FDA approval of Gvoke was based on the results of two unpublished, randomized, crossover trials in a total of 161 adults and one single-arm trial in 31 children ≥2 years old with type 1 diabetes (available as abstracts and summarized in the package insert). Patients were given a continuous insulin infusion to reduce their blood glucose to <50 mg/dL (adult studies) or <80 mg/dL (pediatric study) and then treated subcutaneously with glucagon from Gvoke HypoPen or Glucagon Emergency Kit (all pediatric patients received Gvoke). In the adult studies, treatment success, defined as an increase in blood glucose of ≥20 mg/dL or to >70 mg/dL at 30 minutes after administration, was achieved in 99% of patients with Gvoke and in 100% with Glucagon Emergency Kit; the mean time to relief of symptoms in the two groups was similar.2,3 In the pediatric study, 100% of patients had an increase in blood glucose of ≥25 mg/dL, the primary endpoint.4 As with other glucagon formulations, the most common adverse effects of Gvoke were nausea and vomiting.

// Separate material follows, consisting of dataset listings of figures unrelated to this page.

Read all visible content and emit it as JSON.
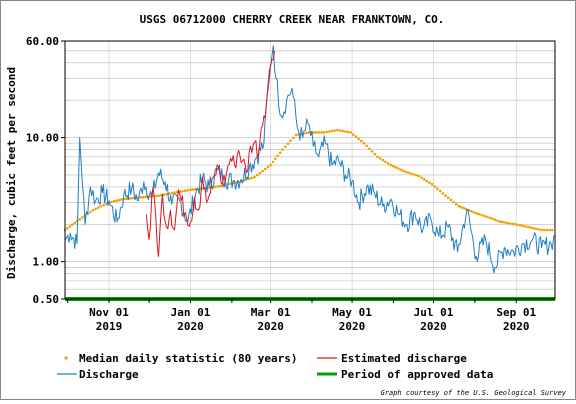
{
  "chart_data": {
    "type": "line",
    "title": "USGS 06712000 CHERRY CREEK NEAR FRANKTOWN, CO.",
    "ylabel": "Discharge, cubic feet per second",
    "xlabel": "",
    "y_scale": "log",
    "ylim": [
      0.5,
      60
    ],
    "xlim": [
      "2019-09-29",
      "2020-09-30"
    ],
    "y_ticks": [
      "0.50",
      "1.00",
      "10.00",
      "60.00"
    ],
    "y_tick_values": [
      0.5,
      1,
      10,
      60
    ],
    "x_ticks": [
      {
        "date": "2019-11-01",
        "month": "Nov 01",
        "year": "2019"
      },
      {
        "date": "2020-01-01",
        "month": "Jan 01",
        "year": "2020"
      },
      {
        "date": "2020-03-01",
        "month": "Mar 01",
        "year": "2020"
      },
      {
        "date": "2020-05-01",
        "month": "May 01",
        "year": "2020"
      },
      {
        "date": "2020-07-01",
        "month": "Jul 01",
        "year": "2020"
      },
      {
        "date": "2020-09-01",
        "month": "Sep 01",
        "year": "2020"
      }
    ],
    "grid": true,
    "legend_position": "bottom",
    "series": [
      {
        "name": "Discharge",
        "color": "#1f7fc4",
        "style": "line",
        "x": [
          "2019-09-29",
          "2019-10-03",
          "2019-10-08",
          "2019-10-10",
          "2019-10-14",
          "2019-10-18",
          "2019-10-22",
          "2019-10-27",
          "2019-11-01",
          "2019-11-07",
          "2019-11-12",
          "2019-11-18",
          "2019-11-23",
          "2019-11-27",
          "2019-12-03",
          "2019-12-08",
          "2019-12-13",
          "2019-12-18",
          "2019-12-24",
          "2019-12-30",
          "2020-01-05",
          "2020-01-10",
          "2020-01-15",
          "2020-01-21",
          "2020-01-27",
          "2020-02-02",
          "2020-02-08",
          "2020-02-14",
          "2020-02-19",
          "2020-02-25",
          "2020-02-29",
          "2020-03-03",
          "2020-03-05",
          "2020-03-09",
          "2020-03-13",
          "2020-03-17",
          "2020-03-21",
          "2020-03-25",
          "2020-03-29",
          "2020-04-02",
          "2020-04-06",
          "2020-04-11",
          "2020-04-16",
          "2020-04-21",
          "2020-04-26",
          "2020-05-01",
          "2020-05-06",
          "2020-05-12",
          "2020-05-18",
          "2020-05-24",
          "2020-05-30",
          "2020-06-05",
          "2020-06-11",
          "2020-06-17",
          "2020-06-23",
          "2020-06-29",
          "2020-07-05",
          "2020-07-12",
          "2020-07-19",
          "2020-07-26",
          "2020-08-02",
          "2020-08-09",
          "2020-08-16",
          "2020-08-23",
          "2020-08-30",
          "2020-09-06",
          "2020-09-13",
          "2020-09-20",
          "2020-09-27",
          "2020-09-30"
        ],
        "y": [
          1.5,
          1.7,
          1.4,
          10,
          2.0,
          4.0,
          3.1,
          3.6,
          3.1,
          2.1,
          3.4,
          3.9,
          3.1,
          4.4,
          3.3,
          5.2,
          4.4,
          2.9,
          3.1,
          2.1,
          3.6,
          4.6,
          4.0,
          5.5,
          4.6,
          4.5,
          4.6,
          5.8,
          6.8,
          9.0,
          35,
          55,
          30,
          15,
          20,
          25,
          12,
          10,
          13,
          8.5,
          7.0,
          9.0,
          6.0,
          6.5,
          5.0,
          4.5,
          3.0,
          4.0,
          3.5,
          2.8,
          3.2,
          2.4,
          2.0,
          2.5,
          1.8,
          2.2,
          1.6,
          1.9,
          1.2,
          2.6,
          1.1,
          1.5,
          0.9,
          1.3,
          1.2,
          1.4,
          1.5,
          1.3,
          1.4,
          1.6
        ]
      },
      {
        "name": "Estimated discharge",
        "color": "#e0141b",
        "style": "line",
        "x": [
          "2019-11-29",
          "2019-12-01",
          "2019-12-04",
          "2019-12-06",
          "2019-12-08",
          "2019-12-11",
          "2019-12-14",
          "2019-12-17",
          "2019-12-20",
          "2019-12-23",
          "2019-12-25",
          "2019-12-28",
          "2020-01-01",
          "2020-01-04",
          "2020-01-07",
          "2020-01-10",
          "2020-01-13",
          "2020-01-16",
          "2020-01-19",
          "2020-01-22",
          "2020-01-25",
          "2020-01-28",
          "2020-01-31",
          "2020-02-03",
          "2020-02-06",
          "2020-02-09",
          "2020-02-12",
          "2020-02-15",
          "2020-02-18",
          "2020-02-21",
          "2020-02-23",
          "2020-02-25",
          "2020-02-27",
          "2020-02-29",
          "2020-03-02",
          "2020-03-04"
        ],
        "y": [
          2.4,
          1.5,
          4.0,
          2.3,
          1.1,
          3.5,
          1.9,
          2.6,
          1.8,
          3.8,
          3.1,
          2.5,
          2.1,
          3.3,
          2.6,
          4.8,
          3.0,
          3.6,
          5.0,
          5.8,
          4.2,
          5.2,
          6.8,
          6.0,
          7.9,
          6.5,
          5.2,
          8.5,
          9.2,
          7.5,
          12,
          15,
          20,
          30,
          42,
          50
        ]
      },
      {
        "name": "Median daily statistic (80 years)",
        "color": "#f0a000",
        "style": "dots",
        "x": [
          "2019-09-29",
          "2019-10-10",
          "2019-10-20",
          "2019-11-01",
          "2019-11-12",
          "2019-11-25",
          "2019-12-08",
          "2019-12-20",
          "2020-01-01",
          "2020-01-12",
          "2020-01-25",
          "2020-02-06",
          "2020-02-18",
          "2020-03-01",
          "2020-03-10",
          "2020-03-20",
          "2020-03-30",
          "2020-04-10",
          "2020-04-20",
          "2020-04-30",
          "2020-05-10",
          "2020-05-20",
          "2020-05-30",
          "2020-06-10",
          "2020-06-20",
          "2020-06-30",
          "2020-07-10",
          "2020-07-20",
          "2020-07-31",
          "2020-08-10",
          "2020-08-20",
          "2020-08-31",
          "2020-09-10",
          "2020-09-20",
          "2020-09-30"
        ],
        "y": [
          1.8,
          2.2,
          2.6,
          3.0,
          3.2,
          3.3,
          3.4,
          3.6,
          3.8,
          3.9,
          4.1,
          4.4,
          4.8,
          6.0,
          8.0,
          10.5,
          11.0,
          11.0,
          11.5,
          11.0,
          9.0,
          7.0,
          6.0,
          5.3,
          4.9,
          4.2,
          3.4,
          2.8,
          2.5,
          2.3,
          2.1,
          2.0,
          1.9,
          1.8,
          1.8
        ]
      },
      {
        "name": "Period of approved data",
        "color": "#00a000",
        "style": "bar",
        "x": [
          "2019-09-29",
          "2020-09-30"
        ],
        "y": [
          0.5,
          0.5
        ]
      }
    ]
  },
  "legend": {
    "median": "Median daily statistic (80 years)",
    "estimated": "Estimated discharge",
    "discharge": "Discharge",
    "approved": "Period of approved data"
  },
  "courtesy": "Graph courtesy of the U.S. Geological Survey"
}
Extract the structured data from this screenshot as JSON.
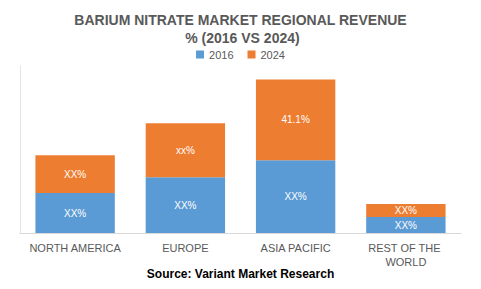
{
  "chart_data": {
    "type": "bar",
    "title": "BARIUM NITRATE MARKET REGIONAL REVENUE % (2016 VS 2024)",
    "source": "Source: Variant Market Research",
    "categories": [
      "NORTH AMERICA",
      "EUROPE",
      "ASIA PACIFIC",
      "REST OF THE WORLD"
    ],
    "series": [
      {
        "name": "2016",
        "color": "#5B9BD5",
        "values": [
          20.3,
          28.4,
          37.0,
          8.1
        ],
        "value_labels": [
          "XX%",
          "XX%",
          "XX%",
          "XX%"
        ]
      },
      {
        "name": "2024",
        "color": "#ED7D31",
        "values": [
          19.3,
          27.4,
          41.1,
          6.6
        ],
        "value_labels": [
          "XX%",
          "xx%",
          "41.1%",
          "XX%"
        ]
      }
    ],
    "stacked": true,
    "data_labels": true,
    "legend": "top",
    "grid": false,
    "tick_labels": "x",
    "ylim": [
      0,
      85
    ]
  }
}
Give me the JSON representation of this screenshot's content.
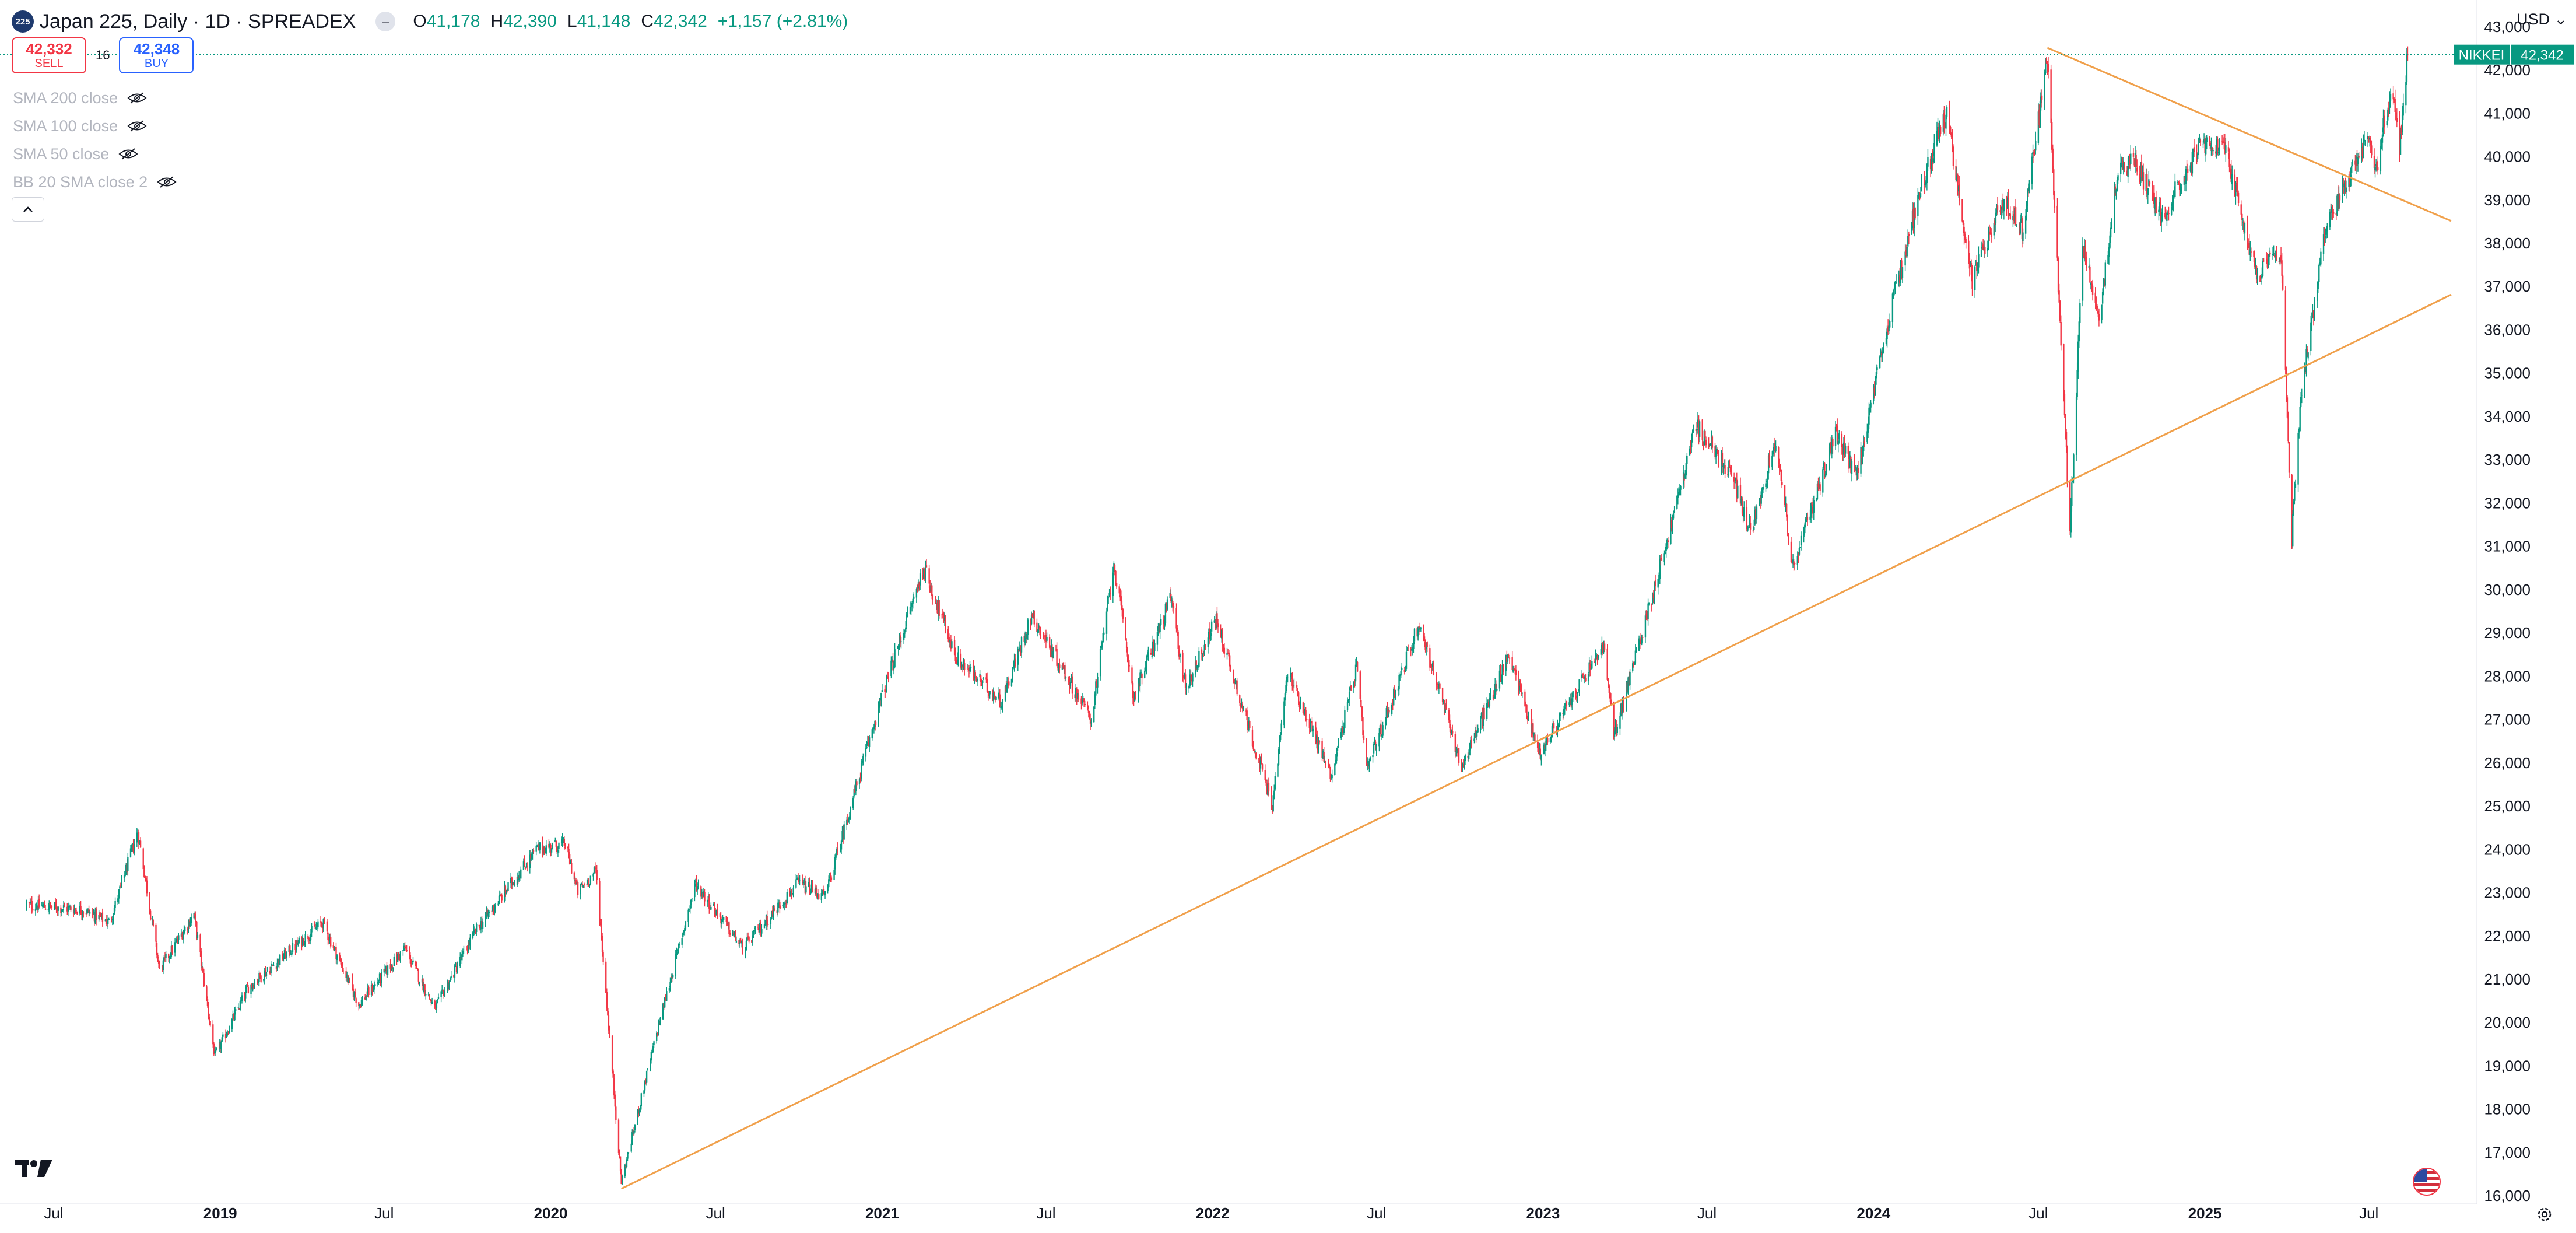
{
  "header": {
    "symbol_badge": "225",
    "title": "Japan 225, Daily · 1D · SPREADEX",
    "ohlc": [
      {
        "label": "O",
        "value": "41,178"
      },
      {
        "label": "H",
        "value": "42,390"
      },
      {
        "label": "L",
        "value": "41,148"
      },
      {
        "label": "C",
        "value": "42,342"
      }
    ],
    "change": "+1,157 (+2.81%)"
  },
  "trade": {
    "sell_price": "42,332",
    "sell_label": "SELL",
    "spread": "16",
    "buy_price": "42,348",
    "buy_label": "BUY"
  },
  "indicators": [
    "SMA 200 close",
    "SMA 100 close",
    "SMA 50 close",
    "BB 20 SMA close 2"
  ],
  "currency": "USD",
  "icons": [
    "eye-hidden-icon",
    "chevron-up-icon",
    "tradingview-logo-icon",
    "us-flag-icon",
    "settings-icon"
  ],
  "colors": {
    "up": "#089981",
    "down": "#f23645",
    "trendline": "#f0a04b",
    "label_bg": "#089981",
    "text": "#131722"
  },
  "chart_data": {
    "type": "candlestick",
    "title": "Japan 225, Daily · 1D · SPREADEX",
    "x_range": [
      "2018-07-01",
      "2025-09-30"
    ],
    "ylim": [
      15800,
      43200
    ],
    "y_ticks": [
      "16,000",
      "17,000",
      "18,000",
      "19,000",
      "20,000",
      "21,000",
      "22,000",
      "23,000",
      "24,000",
      "25,000",
      "26,000",
      "27,000",
      "28,000",
      "29,000",
      "30,000",
      "31,000",
      "32,000",
      "33,000",
      "34,000",
      "35,000",
      "36,000",
      "37,000",
      "38,000",
      "39,000",
      "40,000",
      "41,000",
      "42,000",
      "43,000"
    ],
    "x_ticks": [
      {
        "date": "2018-07-01",
        "label": "Jul",
        "bold": false
      },
      {
        "date": "2019-01-01",
        "label": "2019",
        "bold": true
      },
      {
        "date": "2019-07-01",
        "label": "Jul",
        "bold": false
      },
      {
        "date": "2020-01-01",
        "label": "2020",
        "bold": true
      },
      {
        "date": "2020-07-01",
        "label": "Jul",
        "bold": false
      },
      {
        "date": "2021-01-01",
        "label": "2021",
        "bold": true
      },
      {
        "date": "2021-07-01",
        "label": "Jul",
        "bold": false
      },
      {
        "date": "2022-01-01",
        "label": "2022",
        "bold": true
      },
      {
        "date": "2022-07-01",
        "label": "Jul",
        "bold": false
      },
      {
        "date": "2023-01-01",
        "label": "2023",
        "bold": true
      },
      {
        "date": "2023-07-01",
        "label": "Jul",
        "bold": false
      },
      {
        "date": "2024-01-01",
        "label": "2024",
        "bold": true
      },
      {
        "date": "2024-07-01",
        "label": "Jul",
        "bold": false
      },
      {
        "date": "2025-01-01",
        "label": "2025",
        "bold": true
      },
      {
        "date": "2025-07-01",
        "label": "Jul",
        "bold": false
      }
    ],
    "anchors": [
      [
        "2018-06-01",
        22700
      ],
      [
        "2018-08-01",
        22600
      ],
      [
        "2018-09-01",
        22300
      ],
      [
        "2018-10-02",
        24400
      ],
      [
        "2018-10-26",
        21200
      ],
      [
        "2018-12-03",
        22500
      ],
      [
        "2018-12-26",
        19200
      ],
      [
        "2019-02-01",
        20800
      ],
      [
        "2019-04-24",
        22300
      ],
      [
        "2019-06-03",
        20400
      ],
      [
        "2019-07-24",
        21700
      ],
      [
        "2019-08-26",
        20300
      ],
      [
        "2019-10-10",
        22100
      ],
      [
        "2019-12-17",
        24000
      ],
      [
        "2020-01-17",
        24100
      ],
      [
        "2020-01-31",
        23000
      ],
      [
        "2020-02-20",
        23500
      ],
      [
        "2020-03-19",
        16300
      ],
      [
        "2020-04-30",
        20000
      ],
      [
        "2020-06-09",
        23200
      ],
      [
        "2020-07-31",
        21700
      ],
      [
        "2020-09-30",
        23200
      ],
      [
        "2020-10-30",
        22900
      ],
      [
        "2020-12-30",
        27400
      ],
      [
        "2021-02-16",
        30500
      ],
      [
        "2021-03-24",
        28400
      ],
      [
        "2021-05-13",
        27400
      ],
      [
        "2021-06-15",
        29400
      ],
      [
        "2021-08-20",
        27000
      ],
      [
        "2021-09-14",
        30600
      ],
      [
        "2021-10-06",
        27500
      ],
      [
        "2021-11-16",
        29800
      ],
      [
        "2021-12-02",
        27700
      ],
      [
        "2022-01-05",
        29300
      ],
      [
        "2022-03-08",
        25000
      ],
      [
        "2022-03-25",
        28100
      ],
      [
        "2022-05-12",
        25700
      ],
      [
        "2022-06-09",
        28200
      ],
      [
        "2022-06-20",
        25800
      ],
      [
        "2022-08-17",
        29200
      ],
      [
        "2022-10-03",
        25900
      ],
      [
        "2022-11-25",
        28500
      ],
      [
        "2022-12-28",
        26200
      ],
      [
        "2023-03-09",
        28700
      ],
      [
        "2023-03-20",
        26600
      ],
      [
        "2023-05-19",
        31200
      ],
      [
        "2023-06-19",
        33800
      ],
      [
        "2023-07-31",
        32500
      ],
      [
        "2023-08-18",
        31300
      ],
      [
        "2023-09-15",
        33500
      ],
      [
        "2023-10-04",
        30500
      ],
      [
        "2023-11-20",
        33600
      ],
      [
        "2023-12-13",
        32600
      ],
      [
        "2024-01-22",
        36600
      ],
      [
        "2024-02-22",
        39300
      ],
      [
        "2024-03-22",
        41000
      ],
      [
        "2024-04-19",
        37100
      ],
      [
        "2024-05-21",
        39000
      ],
      [
        "2024-06-14",
        38300
      ],
      [
        "2024-07-11",
        42300
      ],
      [
        "2024-08-05",
        31300
      ],
      [
        "2024-08-19",
        38000
      ],
      [
        "2024-09-06",
        36300
      ],
      [
        "2024-09-27",
        39700
      ],
      [
        "2024-10-15",
        39900
      ],
      [
        "2024-11-15",
        38600
      ],
      [
        "2024-12-27",
        40300
      ],
      [
        "2025-01-24",
        40100
      ],
      [
        "2025-02-28",
        37200
      ],
      [
        "2025-03-26",
        37800
      ],
      [
        "2025-04-07",
        31200
      ],
      [
        "2025-04-17",
        34500
      ],
      [
        "2025-05-13",
        38200
      ],
      [
        "2025-06-30",
        40500
      ],
      [
        "2025-07-08",
        39600
      ],
      [
        "2025-07-25",
        41500
      ],
      [
        "2025-08-04",
        40300
      ],
      [
        "2025-08-13",
        42342
      ]
    ],
    "trendlines": [
      {
        "from": [
          "2020-03-19",
          16150
        ],
        "to": [
          "2025-09-30",
          36800
        ]
      },
      {
        "from": [
          "2024-07-11",
          42500
        ],
        "to": [
          "2025-09-30",
          38500
        ]
      }
    ],
    "last_price": {
      "label": "NIKKEI",
      "value": "42,342",
      "raw": 42342
    }
  }
}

In a crossover ease-of-use trial, 14 of 16 adults successfully used Gvoke PFS under simulated real-world conditions; 5 successfully used Glucagon Emergency Kit.5 In two validation studies, 148 of 150 adults and adolescents (99%) successfully used Gvoke HypoPen or Gvoke PFS. The mean time required for preparation and administration was 60-70 seconds shorter with Gvoke than with Glucagon Emergency Kit.5,6

Children <12 years old weighing <45 kg should be given a 0.5-mg dose of Gvoke; all other patients should receive 1 mg. The drug should be injected subcutaneously into the lower abdomen, outer thigh, or outer upper arm. Emergency medical services should be called immediately after a dose is given. If there is no response to the first dose, a second dose can be given 15 minutes later.